Journal Club

05/21/2020 Host by Tianjing

Zhou, Xiang, and Matthew Stephens. “Genome-wide efficient mixed-model analysis for association studies.” Nature genetics 44.7 (2012): 821-824.

Jiayi: The goal of this paper is to speed up the exact computation of standard test statistics for GWAS. The author proposed a new method called GEMMA, and it is n times faster than the most popular used method EMMA, where n is the number of individuals included in the GWAS analysis. More specifically, in EMMA, each marker requires an eigendecomposition with the computational complexity of O(n^3). In GEMMA, the author replaces the eigendecomposition process with an inexpensive matrix-vector multiplication followed by a few recursions involving only scalar multiplications O(n^2).

Zhou, Xiang, and Matthew Stephens. “Efficient multivariate linear mixed model algorithms for genome-wide association studies.” Nature methods vol. 11,4 (2014): 407-9.

Zigui: The goal of this paper is to provide an efficient approach for running the multivariate linear mixed model on the large scale data. The author provides an efficient version of Expectation-Maximization (EM) and Newton Raphson (NR) algorithm, so compared to other algorithms, the method is much more efficient in terms of maximizing likelihood function, which makes this method efficient.

Jiang, J., Cole, J. B., Freebern, E., Da, Y., VanRaden, P. M., & Ma, L. (2019). Functional annotation and Bayesian fine-mapping reveals candidate genes for important agronomic traits in Holstein bulls. Communications Biology, 2(1).

Debbie: In this paper, the author used the very reliable genotype, phenotype data from the 1000 Bull Genomes Project (27,000 bulls) to do both single-trait and multi-trait GWAS analysis. First, the significant regions were identified from the Manhattan plot in GWAS. Then, Bayesian fine-mapping was applied to find QTLs from those regions. The functional annotation information (from SnpEff software) was used to inform variant priors, which substantially changed the posterior probability of causality.

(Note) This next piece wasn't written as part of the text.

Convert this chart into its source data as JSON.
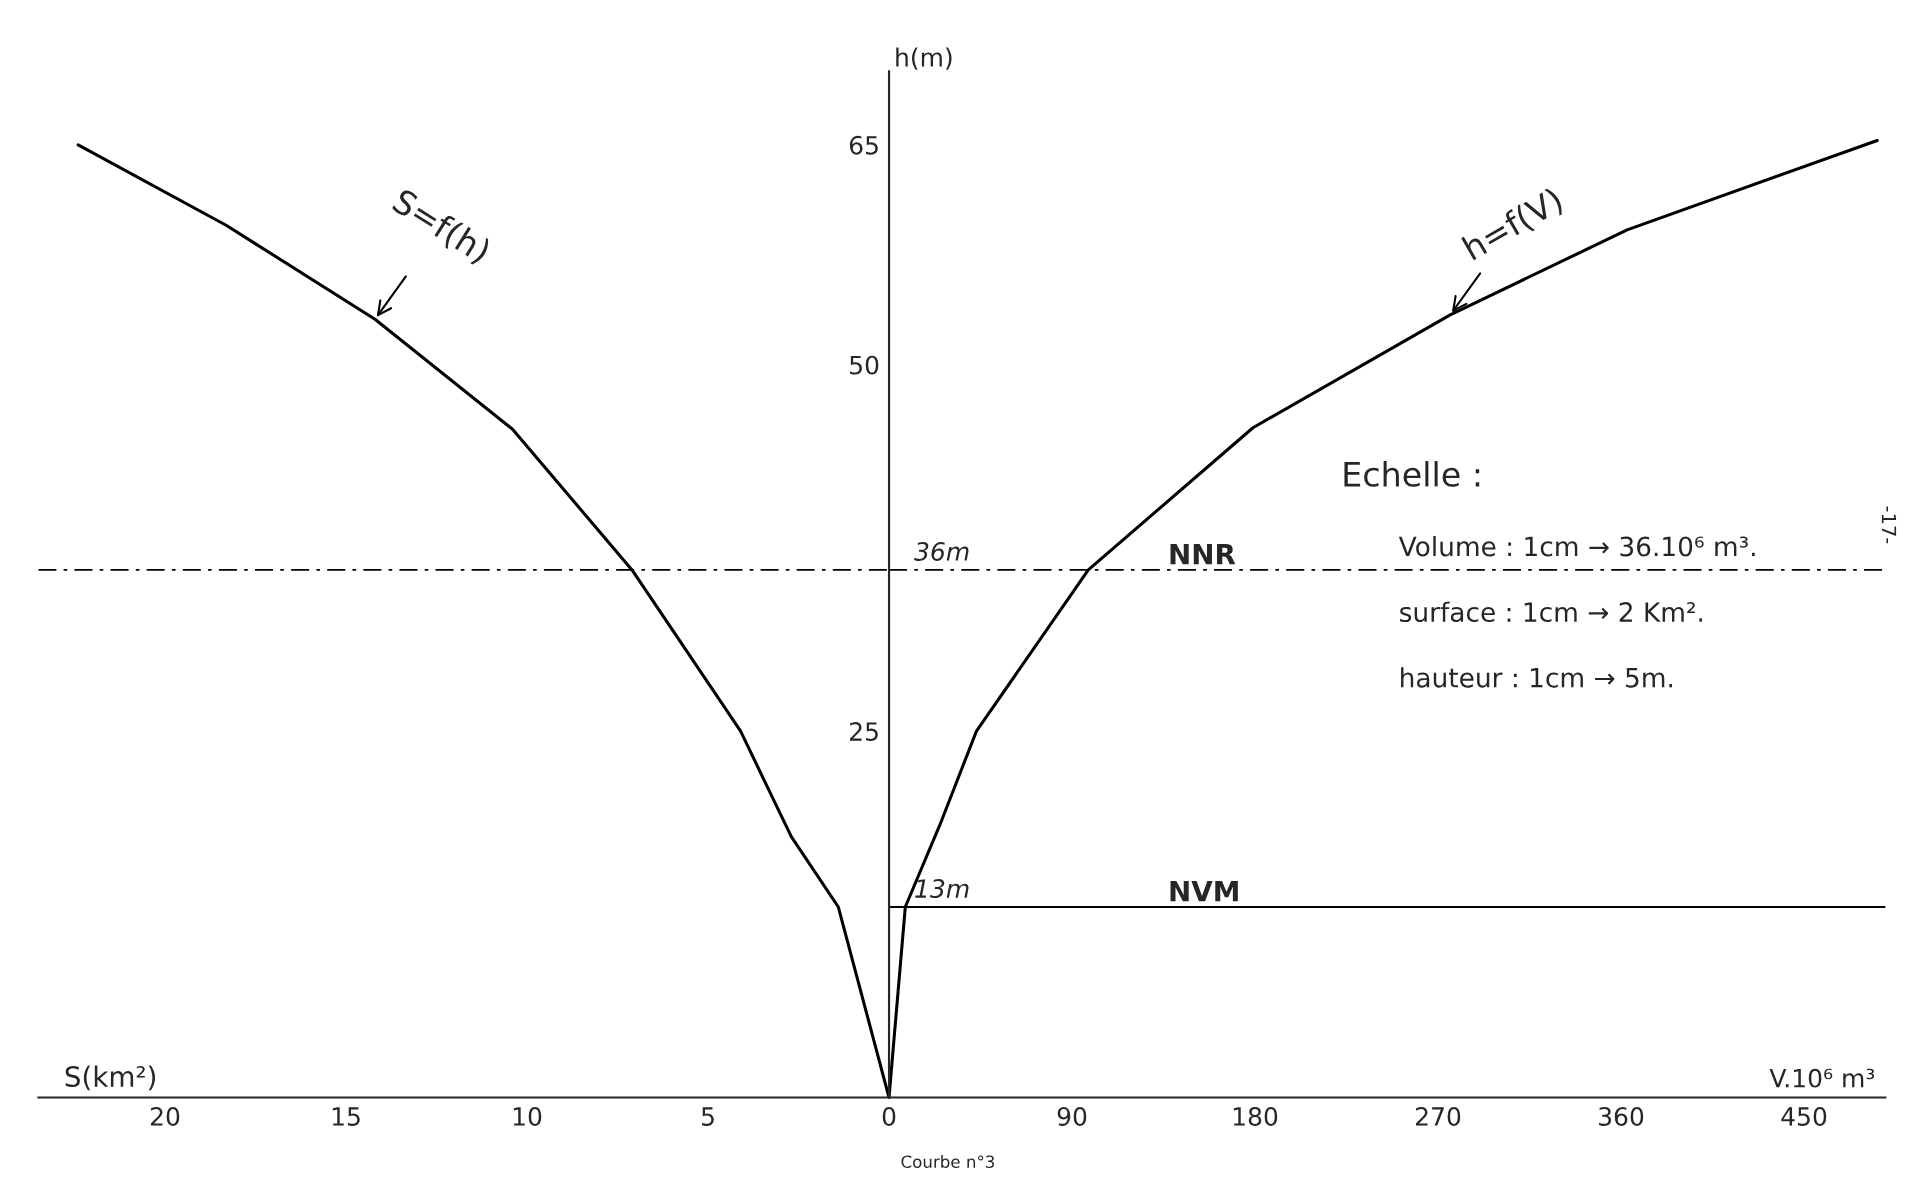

The results showed that markers with moderate effects are more likely to become QTL, and the author also identified that markers annotated as existing within conserved DNA regions are more likely to become QTLs.

Gorjanc G, Cleveland MA, Houston RD, Hickey JM. Potential of genotyping-by-sequencing for genomic selection in livestock populations. GenetSel Evol. 2015;47:12.

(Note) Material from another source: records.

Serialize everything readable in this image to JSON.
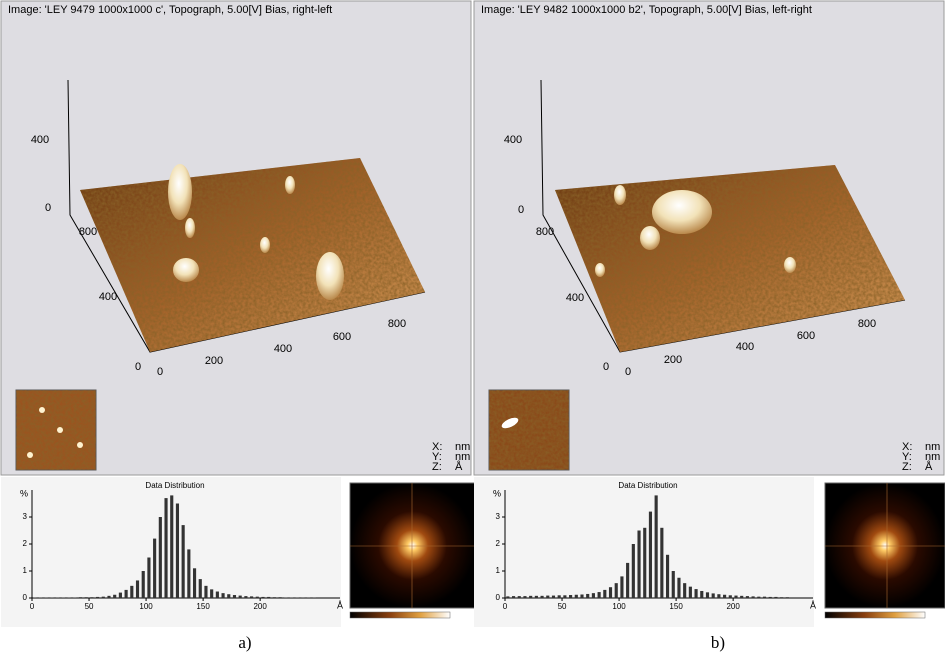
{
  "panels": [
    {
      "caption": "a)",
      "title": "Image: 'LEY 9479 1000x1000 c', Topograph, 5.00[V] Bias, right-left",
      "surface": {
        "z_ticks": [
          "400",
          "0"
        ],
        "y_ticks": [
          "800",
          "400",
          "0"
        ],
        "x_ticks": [
          "0",
          "200",
          "400",
          "600",
          "800"
        ]
      },
      "readout": {
        "labels": [
          "X:",
          "Y:",
          "Z:"
        ],
        "units": [
          "nm",
          "nm",
          "Å"
        ]
      },
      "histogram": {
        "type": "histogram",
        "title": "Data Distribution",
        "y_unit": "%",
        "x_unit": "Å",
        "xlim": [
          0,
          270
        ],
        "ylim": [
          0,
          4
        ],
        "xticks": [
          0,
          50,
          100,
          150,
          200
        ],
        "yticks": [
          0,
          1,
          2,
          3
        ],
        "bins": [
          0,
          5,
          10,
          15,
          20,
          25,
          30,
          35,
          40,
          45,
          50,
          55,
          60,
          65,
          70,
          75,
          80,
          85,
          90,
          95,
          100,
          105,
          110,
          115,
          120,
          125,
          130,
          135,
          140,
          145,
          150,
          155,
          160,
          165,
          170,
          175,
          180,
          185,
          190,
          195,
          200,
          205,
          210,
          215,
          220,
          225,
          230,
          235,
          240,
          245,
          250
        ],
        "values": [
          0.02,
          0.02,
          0.02,
          0.02,
          0.02,
          0.02,
          0.02,
          0.02,
          0.03,
          0.03,
          0.03,
          0.04,
          0.05,
          0.08,
          0.12,
          0.2,
          0.3,
          0.45,
          0.65,
          1.0,
          1.5,
          2.2,
          3.0,
          3.7,
          3.8,
          3.5,
          2.7,
          1.8,
          1.1,
          0.7,
          0.45,
          0.32,
          0.24,
          0.18,
          0.14,
          0.11,
          0.09,
          0.07,
          0.06,
          0.05,
          0.04,
          0.04,
          0.03,
          0.03,
          0.02,
          0.02,
          0.02,
          0.01,
          0.01,
          0.01
        ]
      }
    },
    {
      "caption": "b)",
      "title": "Image: 'LEY 9482 1000x1000 b2', Topograph, 5.00[V] Bias, left-right",
      "surface": {
        "z_ticks": [
          "400",
          "0"
        ],
        "y_ticks": [
          "800",
          "400",
          "0"
        ],
        "x_ticks": [
          "0",
          "200",
          "400",
          "600",
          "800"
        ]
      },
      "readout": {
        "labels": [
          "X:",
          "Y:",
          "Z:"
        ],
        "units": [
          "nm",
          "nm",
          "Å"
        ]
      },
      "histogram": {
        "type": "histogram",
        "title": "Data Distribution",
        "y_unit": "%",
        "x_unit": "Å",
        "xlim": [
          0,
          270
        ],
        "ylim": [
          0,
          4
        ],
        "xticks": [
          0,
          50,
          100,
          150,
          200
        ],
        "yticks": [
          0,
          1,
          2,
          3
        ],
        "bins": [
          0,
          5,
          10,
          15,
          20,
          25,
          30,
          35,
          40,
          45,
          50,
          55,
          60,
          65,
          70,
          75,
          80,
          85,
          90,
          95,
          100,
          105,
          110,
          115,
          120,
          125,
          130,
          135,
          140,
          145,
          150,
          155,
          160,
          165,
          170,
          175,
          180,
          185,
          190,
          195,
          200,
          205,
          210,
          215,
          220,
          225,
          230,
          235,
          240,
          245,
          250
        ],
        "values": [
          0.06,
          0.07,
          0.07,
          0.07,
          0.08,
          0.08,
          0.08,
          0.09,
          0.09,
          0.1,
          0.1,
          0.11,
          0.12,
          0.13,
          0.15,
          0.18,
          0.22,
          0.3,
          0.4,
          0.55,
          0.8,
          1.3,
          2.0,
          2.5,
          2.6,
          3.2,
          3.8,
          2.6,
          1.6,
          1.0,
          0.75,
          0.55,
          0.42,
          0.33,
          0.26,
          0.21,
          0.17,
          0.14,
          0.12,
          0.1,
          0.09,
          0.08,
          0.07,
          0.06,
          0.05,
          0.05,
          0.04,
          0.04,
          0.03,
          0.03
        ]
      }
    }
  ]
}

Keyu: The aim of this paper is to evaluate the potential of genotyping-by-sequencing data compared to genotype data for genomic selection in the livestock population. To test these two data, the author used the ridge regression method to predict the accuracy of EBV and bias of EBV. The results showed that GBS data with low coverage sequencing and a larger number of markers will have higher prediction accuracy than genotype data.

Erbe M, Hayes B J, Matukumalli L K, et al. Improving accuracy of genomic predictions within and between dairy cattle breeds with imputed high-density single nucleotide polymorphism panels. Journal of dairy science, 2012, 95(7): 4114-4129.

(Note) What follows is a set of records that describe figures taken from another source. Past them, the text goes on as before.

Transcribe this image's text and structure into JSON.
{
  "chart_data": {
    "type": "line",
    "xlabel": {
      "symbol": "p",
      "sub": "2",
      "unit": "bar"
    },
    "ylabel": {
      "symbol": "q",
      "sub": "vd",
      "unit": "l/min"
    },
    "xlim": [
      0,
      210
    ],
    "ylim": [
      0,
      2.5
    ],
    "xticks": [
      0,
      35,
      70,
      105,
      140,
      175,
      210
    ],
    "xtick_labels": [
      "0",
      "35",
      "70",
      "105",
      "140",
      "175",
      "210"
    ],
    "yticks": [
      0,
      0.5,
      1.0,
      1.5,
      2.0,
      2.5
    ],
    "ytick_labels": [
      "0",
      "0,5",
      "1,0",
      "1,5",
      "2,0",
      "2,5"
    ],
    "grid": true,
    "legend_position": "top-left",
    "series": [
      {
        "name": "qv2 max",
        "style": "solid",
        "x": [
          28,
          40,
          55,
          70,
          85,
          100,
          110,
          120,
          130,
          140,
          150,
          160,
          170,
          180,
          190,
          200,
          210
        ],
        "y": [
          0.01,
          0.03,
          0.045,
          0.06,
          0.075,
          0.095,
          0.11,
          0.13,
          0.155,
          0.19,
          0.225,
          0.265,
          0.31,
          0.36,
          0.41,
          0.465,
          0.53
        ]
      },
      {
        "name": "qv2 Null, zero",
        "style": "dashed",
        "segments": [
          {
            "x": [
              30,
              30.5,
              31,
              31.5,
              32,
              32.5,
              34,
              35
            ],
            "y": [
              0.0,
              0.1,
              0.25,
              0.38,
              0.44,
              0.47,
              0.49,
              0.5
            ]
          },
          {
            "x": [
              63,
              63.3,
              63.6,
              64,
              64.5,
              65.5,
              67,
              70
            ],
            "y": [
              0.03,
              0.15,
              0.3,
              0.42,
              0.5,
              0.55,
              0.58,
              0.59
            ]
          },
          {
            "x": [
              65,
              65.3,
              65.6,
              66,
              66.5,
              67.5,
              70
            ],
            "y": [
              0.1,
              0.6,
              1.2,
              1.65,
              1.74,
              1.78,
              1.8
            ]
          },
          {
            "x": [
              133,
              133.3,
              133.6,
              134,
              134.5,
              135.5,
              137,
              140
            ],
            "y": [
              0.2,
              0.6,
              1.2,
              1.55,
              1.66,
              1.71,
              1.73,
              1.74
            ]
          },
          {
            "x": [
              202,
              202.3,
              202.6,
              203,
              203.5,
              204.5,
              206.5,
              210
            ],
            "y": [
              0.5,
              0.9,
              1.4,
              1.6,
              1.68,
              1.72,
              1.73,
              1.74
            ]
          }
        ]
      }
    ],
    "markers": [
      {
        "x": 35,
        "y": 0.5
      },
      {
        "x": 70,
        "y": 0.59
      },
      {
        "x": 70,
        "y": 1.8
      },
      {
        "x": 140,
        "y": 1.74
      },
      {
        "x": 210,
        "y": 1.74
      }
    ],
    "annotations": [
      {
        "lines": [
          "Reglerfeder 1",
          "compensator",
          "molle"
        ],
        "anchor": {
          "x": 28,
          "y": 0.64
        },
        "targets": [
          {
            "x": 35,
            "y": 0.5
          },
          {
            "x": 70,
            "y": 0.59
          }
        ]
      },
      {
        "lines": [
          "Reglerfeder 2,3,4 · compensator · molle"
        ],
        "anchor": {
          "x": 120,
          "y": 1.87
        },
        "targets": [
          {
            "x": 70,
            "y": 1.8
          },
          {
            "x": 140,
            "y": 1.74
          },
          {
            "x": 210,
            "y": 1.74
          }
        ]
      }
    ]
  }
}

Tianjing: In this paper, the author proposed a Bayesian Alphabet method named BayesR. The prior assumption for marker effects is that they have an identity and independent mixture distributions to represent a class of markers with no effects and three further classes of small, medium, and large effects. Thus, the BayesR can be regarded as an extension of BayesCπ with a more flexible mixture prior for the marker effect.